While President Joe Biden’s newly released budget request for Fiscal Year 2024 does maintain a long-standing appropriations rider to prevent Justice Department interference in state- and territory-level medical cannabis programs that advocates support, they are dismayed to see D.C.’s autonomy on marijuana commerce is being targeted by the president for the third year in a row.
D.C. voters approved cannabis legalization at the ballot in 2014, but the rider from Rep. Andy Harris (R-MD) has represented a major obstacle that has kept local lawmakers from enacting commerce legislation that’s been put forward over recent years.
District lawmakers have taken several steps to expand cannabis access while being bound by the Harris rider. Mayor Muriel Bowser (D) signed legislation in January to expand the District’s current medical cannabis program. Among other provisions, it contains language codifying that adults can self-certify as medical marijuana patients without a doctor’s recommendation, effectively circumventing the congressional blockade, for example.
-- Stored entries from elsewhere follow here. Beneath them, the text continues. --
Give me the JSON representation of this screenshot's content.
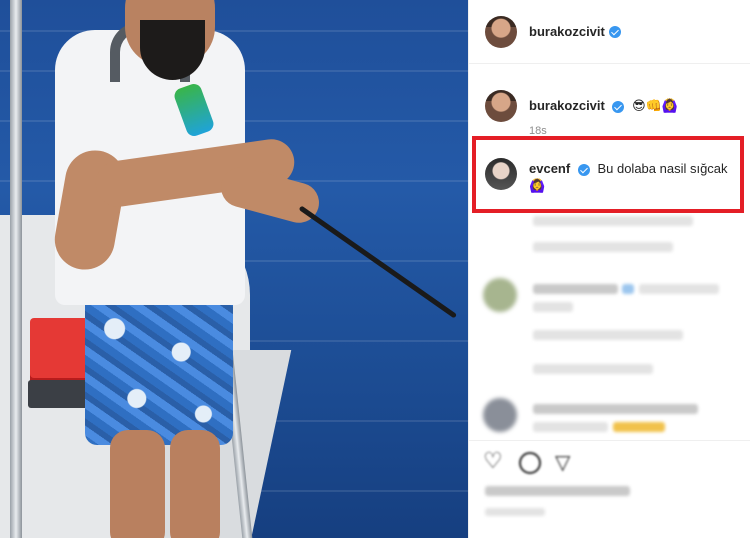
{
  "header": {
    "username": "burakozcivit"
  },
  "caption": {
    "username": "burakozcivit",
    "emojis": "😎👊🙆‍♀️",
    "time": "18s"
  },
  "highlighted_comment": {
    "username": "evcenf",
    "text": "Bu dolaba nasil sığcak",
    "emoji": "🙆‍♀️"
  },
  "actions": {
    "icons": [
      "heart-icon",
      "comment-icon",
      "share-icon"
    ]
  },
  "colors": {
    "highlight_border": "#e41e26",
    "verified_badge": "#3897f0"
  }
}
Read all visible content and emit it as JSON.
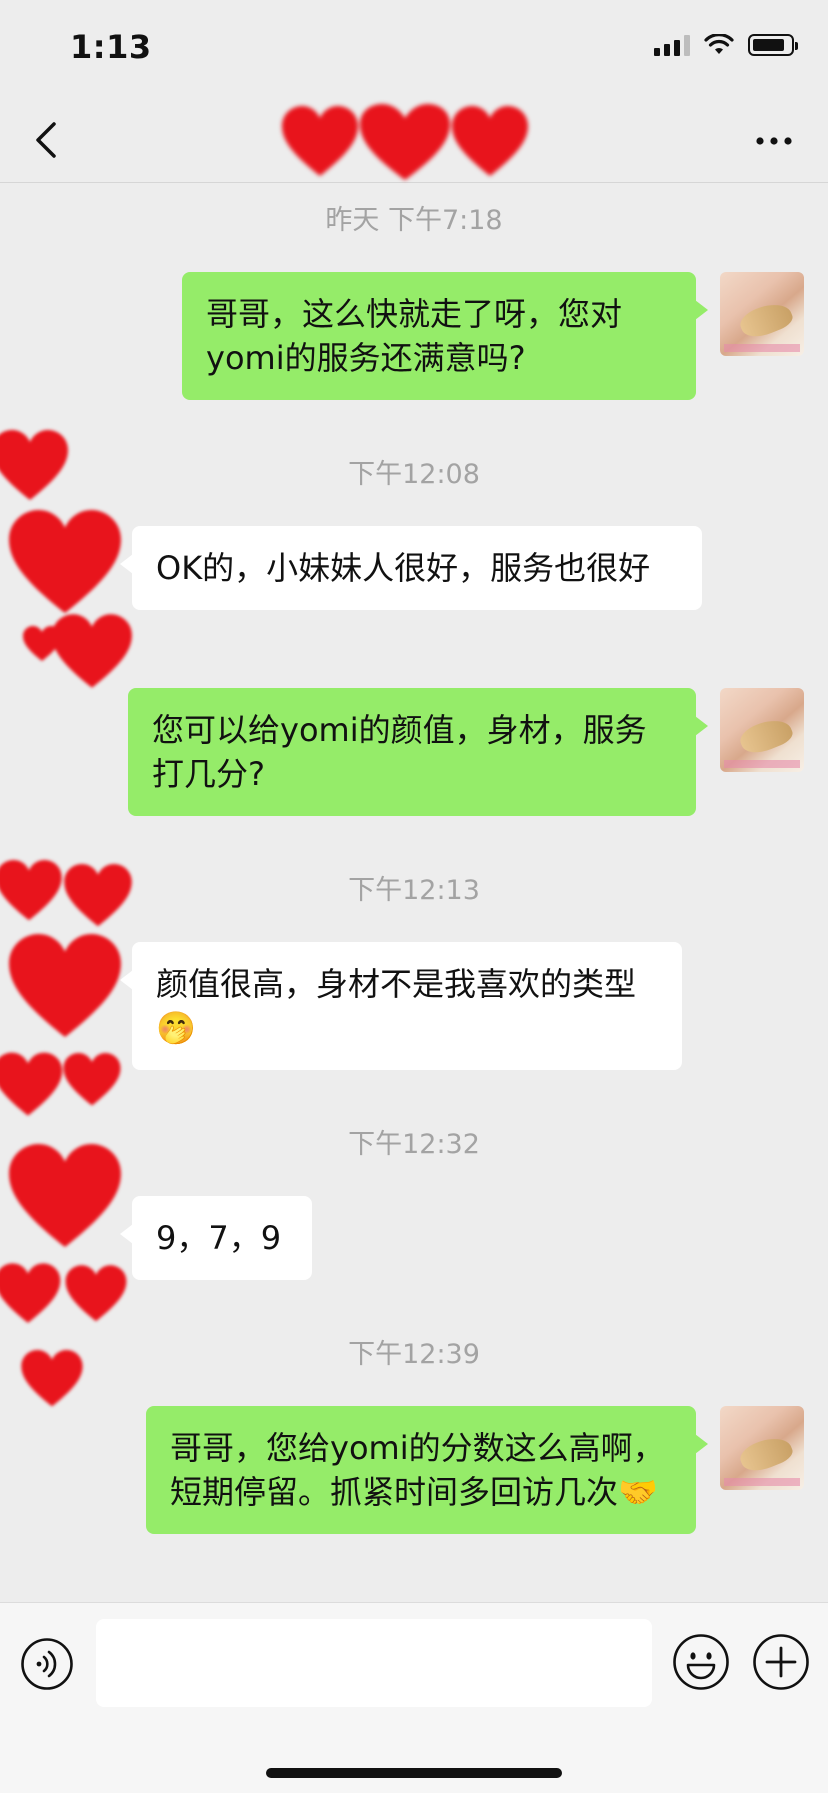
{
  "status_bar": {
    "time": "1:13"
  },
  "nav": {
    "title_hearts": "❤❤❤"
  },
  "messages": [
    {
      "type": "timestamp",
      "text": "昨天 下午7:18"
    },
    {
      "type": "outgoing",
      "text": "哥哥，这么快就走了呀，您对yomi的服务还满意吗?"
    },
    {
      "type": "timestamp",
      "text": "下午12:08"
    },
    {
      "type": "incoming",
      "text": "OK的，小妹妹人很好，服务也很好"
    },
    {
      "type": "outgoing",
      "text": "您可以给yomi的颜值，身材，服务打几分?"
    },
    {
      "type": "timestamp",
      "text": "下午12:13"
    },
    {
      "type": "incoming",
      "text": "颜值很高，身材不是我喜欢的类型🤭"
    },
    {
      "type": "timestamp",
      "text": "下午12:32"
    },
    {
      "type": "incoming",
      "text": "9，7，9"
    },
    {
      "type": "timestamp",
      "text": "下午12:39"
    },
    {
      "type": "outgoing",
      "text": "哥哥，您给yomi的分数这么高啊，短期停留。抓紧时间多回访几次🤝"
    }
  ],
  "input": {
    "placeholder": ""
  },
  "icons": {
    "back": "chevron-left-icon",
    "more": "more-dots-icon",
    "voice": "voice-icon",
    "emoji": "emoji-icon",
    "plus": "plus-icon",
    "privacy_mask": "heart-emoji"
  },
  "colors": {
    "background": "#ededed",
    "outgoing_bubble": "#95ec69",
    "incoming_bubble": "#ffffff",
    "timestamp_text": "#a3a3a3",
    "heart": "#e8141c"
  }
}
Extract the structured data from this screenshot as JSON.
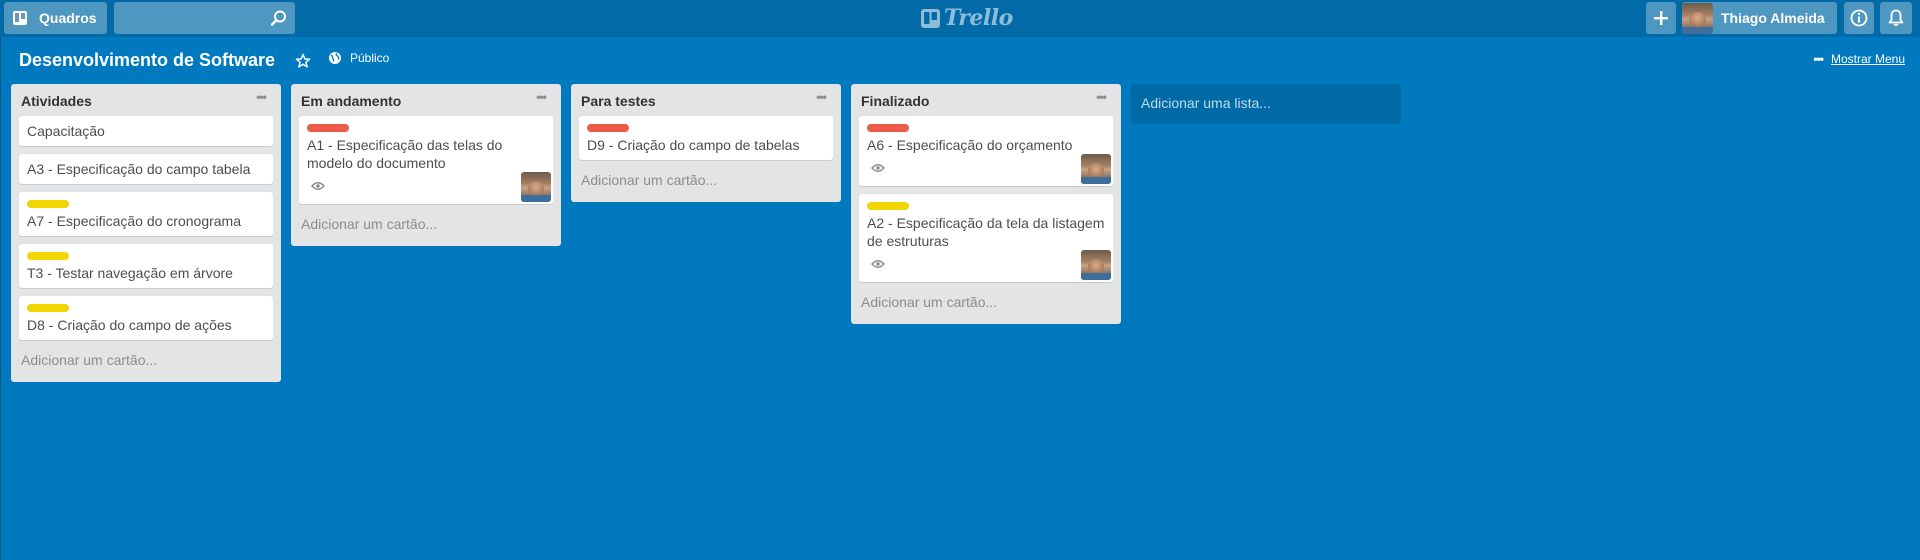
{
  "header": {
    "boards_label": "Quadros",
    "search_value": "",
    "logo_text": "Trello",
    "user_name": "Thiago Almeida"
  },
  "board": {
    "title": "Desenvolvimento de Software",
    "visibility": "Público",
    "menu_label": "Mostrar Menu"
  },
  "lists": [
    {
      "title": "Atividades",
      "add_card": "Adicionar um cartão...",
      "cards": [
        {
          "title": "Capacitação",
          "label": null
        },
        {
          "title": "A3 - Especificação do campo tabela",
          "label": null
        },
        {
          "title": "A7 - Especificação do cronograma",
          "label": "yellow"
        },
        {
          "title": "T3 - Testar navegação em árvore",
          "label": "yellow"
        },
        {
          "title": "D8 - Criação do campo de ações",
          "label": "yellow"
        }
      ]
    },
    {
      "title": "Em andamento",
      "add_card": "Adicionar um cartão...",
      "cards": [
        {
          "title": "A1 - Especificação das telas do modelo do documento",
          "label": "red",
          "watching": true,
          "member": true
        }
      ]
    },
    {
      "title": "Para testes",
      "add_card": "Adicionar um cartão...",
      "cards": [
        {
          "title": "D9 - Criação do campo de tabelas",
          "label": "red"
        }
      ]
    },
    {
      "title": "Finalizado",
      "add_card": "Adicionar um cartão...",
      "cards": [
        {
          "title": "A6 - Especificação do orçamento",
          "label": "red",
          "watching": true,
          "member": true
        },
        {
          "title": "A2 - Especificação da tela da listagem de estruturas",
          "label": "yellow",
          "watching": true,
          "member": true
        }
      ]
    }
  ],
  "add_list_label": "Adicionar uma lista...",
  "colors": {
    "background": "#0079bf",
    "header": "#026aa7",
    "label_red": "#eb5a46",
    "label_yellow": "#f2d600"
  },
  "icons": [
    "boards-icon",
    "search-icon",
    "trello-logo-icon",
    "plus-icon",
    "info-icon",
    "bell-icon",
    "star-icon",
    "globe-icon",
    "ellipsis-icon",
    "eye-icon"
  ]
}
That legislation was transmitted to Congress for review in February and is expected to become law on March 28.
While congressional lawmakers allowed the enactment of the D.C. criminal justice reform legislation with the marijuana expungements provision, they did recently vote to overrule a separate local measure to significantly revise the jurisdiction’s criminal code—an action supported by the president that’s similarly generated criticism from statehood advocates.
In the interim, D.C. lawmakers continue to introduce cannabis sales measures, which they’re allowed to discuss as long as the reforms aren’t enacted, according to the Government Accountability Office (GAO).